Patients told us they had given written consent before their scan and that they had been given both verbal and written information about the procedure they were having to explain the risks associated with their imaging. They were also given information about their pathway up to how and when they would receive their results. The provider had patient information leaflets and information on the website about PET-CT imaging so that patients understood what was going to happen at their appointment and also about side effects of radiation so they could make an informed choice about their treatment.

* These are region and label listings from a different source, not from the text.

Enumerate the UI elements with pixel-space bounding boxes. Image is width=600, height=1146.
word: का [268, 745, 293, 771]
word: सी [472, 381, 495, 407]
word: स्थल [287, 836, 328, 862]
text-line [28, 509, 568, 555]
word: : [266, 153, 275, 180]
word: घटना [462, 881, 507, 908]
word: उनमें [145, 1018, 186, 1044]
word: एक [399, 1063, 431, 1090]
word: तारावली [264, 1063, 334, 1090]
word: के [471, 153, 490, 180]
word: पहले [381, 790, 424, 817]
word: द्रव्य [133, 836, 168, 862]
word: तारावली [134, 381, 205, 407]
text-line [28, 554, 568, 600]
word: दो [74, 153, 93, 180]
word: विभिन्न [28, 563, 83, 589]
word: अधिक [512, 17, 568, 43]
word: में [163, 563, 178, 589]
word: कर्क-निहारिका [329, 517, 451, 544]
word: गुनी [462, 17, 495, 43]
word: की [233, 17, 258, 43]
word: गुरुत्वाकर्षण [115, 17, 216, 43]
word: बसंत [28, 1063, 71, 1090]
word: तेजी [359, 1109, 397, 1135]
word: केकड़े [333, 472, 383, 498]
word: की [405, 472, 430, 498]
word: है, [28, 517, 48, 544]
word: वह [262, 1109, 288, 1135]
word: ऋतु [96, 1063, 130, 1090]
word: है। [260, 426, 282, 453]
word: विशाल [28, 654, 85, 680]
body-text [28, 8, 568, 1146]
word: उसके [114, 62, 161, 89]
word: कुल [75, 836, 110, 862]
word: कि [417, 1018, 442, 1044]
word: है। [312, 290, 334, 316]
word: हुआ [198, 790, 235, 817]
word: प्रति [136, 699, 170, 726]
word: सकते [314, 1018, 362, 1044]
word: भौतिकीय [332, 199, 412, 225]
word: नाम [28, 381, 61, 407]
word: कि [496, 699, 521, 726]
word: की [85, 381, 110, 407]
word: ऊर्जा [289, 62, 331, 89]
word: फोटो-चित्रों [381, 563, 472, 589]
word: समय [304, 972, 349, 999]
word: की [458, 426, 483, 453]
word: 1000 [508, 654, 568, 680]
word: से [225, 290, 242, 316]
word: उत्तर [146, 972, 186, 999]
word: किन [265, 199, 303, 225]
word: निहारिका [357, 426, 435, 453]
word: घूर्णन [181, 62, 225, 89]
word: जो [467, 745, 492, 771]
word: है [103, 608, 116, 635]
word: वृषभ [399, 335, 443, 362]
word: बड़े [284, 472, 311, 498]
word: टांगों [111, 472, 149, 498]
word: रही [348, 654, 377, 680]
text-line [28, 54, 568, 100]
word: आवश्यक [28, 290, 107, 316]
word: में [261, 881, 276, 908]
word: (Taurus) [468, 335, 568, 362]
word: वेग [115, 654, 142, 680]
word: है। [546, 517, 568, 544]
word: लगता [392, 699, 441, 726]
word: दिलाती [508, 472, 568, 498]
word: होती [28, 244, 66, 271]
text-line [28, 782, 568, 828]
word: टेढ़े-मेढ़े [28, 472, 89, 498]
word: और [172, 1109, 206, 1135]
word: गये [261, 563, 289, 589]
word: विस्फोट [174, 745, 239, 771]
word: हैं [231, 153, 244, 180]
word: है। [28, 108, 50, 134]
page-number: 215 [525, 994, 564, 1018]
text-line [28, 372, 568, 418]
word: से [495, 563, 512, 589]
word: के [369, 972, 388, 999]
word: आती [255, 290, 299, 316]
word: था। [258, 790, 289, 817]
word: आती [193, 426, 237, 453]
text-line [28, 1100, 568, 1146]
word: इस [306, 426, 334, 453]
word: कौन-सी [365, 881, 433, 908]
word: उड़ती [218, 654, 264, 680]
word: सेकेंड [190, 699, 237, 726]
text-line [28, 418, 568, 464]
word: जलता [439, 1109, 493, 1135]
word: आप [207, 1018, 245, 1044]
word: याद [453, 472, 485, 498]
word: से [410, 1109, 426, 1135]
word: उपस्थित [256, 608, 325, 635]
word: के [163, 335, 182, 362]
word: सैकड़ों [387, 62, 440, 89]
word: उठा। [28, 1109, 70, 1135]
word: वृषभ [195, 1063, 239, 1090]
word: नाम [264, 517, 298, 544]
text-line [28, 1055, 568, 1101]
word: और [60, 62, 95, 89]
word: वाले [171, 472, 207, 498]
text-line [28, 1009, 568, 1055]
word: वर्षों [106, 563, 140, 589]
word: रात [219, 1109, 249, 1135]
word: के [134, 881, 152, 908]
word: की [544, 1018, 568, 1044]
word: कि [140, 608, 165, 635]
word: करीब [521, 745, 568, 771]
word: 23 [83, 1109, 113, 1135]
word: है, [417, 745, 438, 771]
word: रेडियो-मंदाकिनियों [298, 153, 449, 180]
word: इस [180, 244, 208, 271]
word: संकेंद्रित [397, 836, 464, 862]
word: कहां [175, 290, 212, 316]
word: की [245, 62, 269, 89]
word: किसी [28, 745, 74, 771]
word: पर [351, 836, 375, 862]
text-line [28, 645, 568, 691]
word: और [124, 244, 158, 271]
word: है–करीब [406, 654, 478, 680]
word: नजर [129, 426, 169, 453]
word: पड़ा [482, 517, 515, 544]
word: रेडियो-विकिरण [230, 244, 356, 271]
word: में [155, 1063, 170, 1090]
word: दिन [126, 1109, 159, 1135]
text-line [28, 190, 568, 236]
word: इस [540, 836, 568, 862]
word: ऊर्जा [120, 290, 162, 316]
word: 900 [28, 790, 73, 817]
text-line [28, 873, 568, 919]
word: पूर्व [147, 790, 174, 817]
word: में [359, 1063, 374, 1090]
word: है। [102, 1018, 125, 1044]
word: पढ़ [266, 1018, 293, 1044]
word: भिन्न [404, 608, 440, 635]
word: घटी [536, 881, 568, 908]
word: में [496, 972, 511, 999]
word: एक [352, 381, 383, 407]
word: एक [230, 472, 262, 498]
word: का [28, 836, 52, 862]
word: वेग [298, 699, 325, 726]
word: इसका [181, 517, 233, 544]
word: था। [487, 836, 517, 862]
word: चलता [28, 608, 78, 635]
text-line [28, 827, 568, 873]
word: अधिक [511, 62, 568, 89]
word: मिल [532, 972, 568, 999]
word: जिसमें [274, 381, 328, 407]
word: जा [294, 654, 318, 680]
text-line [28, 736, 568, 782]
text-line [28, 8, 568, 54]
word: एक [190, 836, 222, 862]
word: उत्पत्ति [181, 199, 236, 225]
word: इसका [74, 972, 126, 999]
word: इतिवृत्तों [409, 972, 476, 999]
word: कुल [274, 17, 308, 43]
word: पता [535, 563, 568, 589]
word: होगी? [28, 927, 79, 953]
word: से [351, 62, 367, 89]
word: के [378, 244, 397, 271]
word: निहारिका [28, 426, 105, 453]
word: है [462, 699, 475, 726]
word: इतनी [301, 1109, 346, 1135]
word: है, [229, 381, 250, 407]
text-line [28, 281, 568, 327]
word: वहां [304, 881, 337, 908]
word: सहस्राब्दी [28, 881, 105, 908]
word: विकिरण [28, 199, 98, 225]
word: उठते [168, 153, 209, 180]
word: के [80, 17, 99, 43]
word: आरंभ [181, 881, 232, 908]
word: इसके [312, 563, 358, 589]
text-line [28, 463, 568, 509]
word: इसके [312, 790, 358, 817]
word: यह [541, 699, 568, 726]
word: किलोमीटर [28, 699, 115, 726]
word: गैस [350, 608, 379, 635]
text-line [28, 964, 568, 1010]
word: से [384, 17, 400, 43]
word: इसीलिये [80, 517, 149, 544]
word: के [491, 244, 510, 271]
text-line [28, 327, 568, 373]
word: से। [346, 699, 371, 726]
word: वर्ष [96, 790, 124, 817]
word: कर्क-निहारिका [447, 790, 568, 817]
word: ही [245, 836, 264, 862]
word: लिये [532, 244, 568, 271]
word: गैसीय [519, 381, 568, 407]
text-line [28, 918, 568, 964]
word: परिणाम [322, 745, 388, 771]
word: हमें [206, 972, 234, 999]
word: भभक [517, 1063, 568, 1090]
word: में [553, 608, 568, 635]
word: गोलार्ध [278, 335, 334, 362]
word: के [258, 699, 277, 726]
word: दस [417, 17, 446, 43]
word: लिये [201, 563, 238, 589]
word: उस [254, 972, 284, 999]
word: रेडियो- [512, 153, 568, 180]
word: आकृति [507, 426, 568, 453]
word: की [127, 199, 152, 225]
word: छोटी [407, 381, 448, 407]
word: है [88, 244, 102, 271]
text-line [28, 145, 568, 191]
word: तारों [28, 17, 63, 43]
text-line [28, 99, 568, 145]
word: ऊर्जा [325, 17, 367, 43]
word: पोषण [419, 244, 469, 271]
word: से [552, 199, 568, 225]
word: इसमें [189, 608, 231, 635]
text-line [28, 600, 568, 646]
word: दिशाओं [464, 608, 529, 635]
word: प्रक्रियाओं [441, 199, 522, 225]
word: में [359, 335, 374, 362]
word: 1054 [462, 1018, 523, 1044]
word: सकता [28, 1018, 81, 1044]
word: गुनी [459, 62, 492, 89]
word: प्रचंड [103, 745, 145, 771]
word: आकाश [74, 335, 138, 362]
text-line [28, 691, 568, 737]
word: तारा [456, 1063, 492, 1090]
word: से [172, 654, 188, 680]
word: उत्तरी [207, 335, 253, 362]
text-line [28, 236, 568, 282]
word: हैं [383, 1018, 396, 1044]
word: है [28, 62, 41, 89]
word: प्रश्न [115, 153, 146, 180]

Staff could explain the consent procedure to us, and all the staff we spoke to were able to tell us what steps they took if they felt a patient lack capacity to consent. This involved referring the patient back to the referring doctor to ensure a best interest decision was made involving 2 doctors and next of kin/power of attorney. The consent forms we reviewed had been completed in line with best practice. Staff explained they ensured that patients were aware of potential side effects of radiation before gaining consent. Staff were aware that they needed to give additional information to people that could be pregnant, they understood that this included checking with all patients under the age of 55 that may have been born female. The provider created a bespoke e-learning module to support staff with ongoing training needs in line with the Society of Radiographers guidance on Inclusive Pregnancy. This training supports staff to recognise and feel confident to use the preferred terminology of individuals in their care, and improve their understanding of the complexities associated with the health and care needs of people with gender diversity, and people with diversity in their physical sex characteristics.

Consent forms contained sections for patients as well as sections for staff to complete to confirm patients had been given enough information to make an informed decision about their treatment.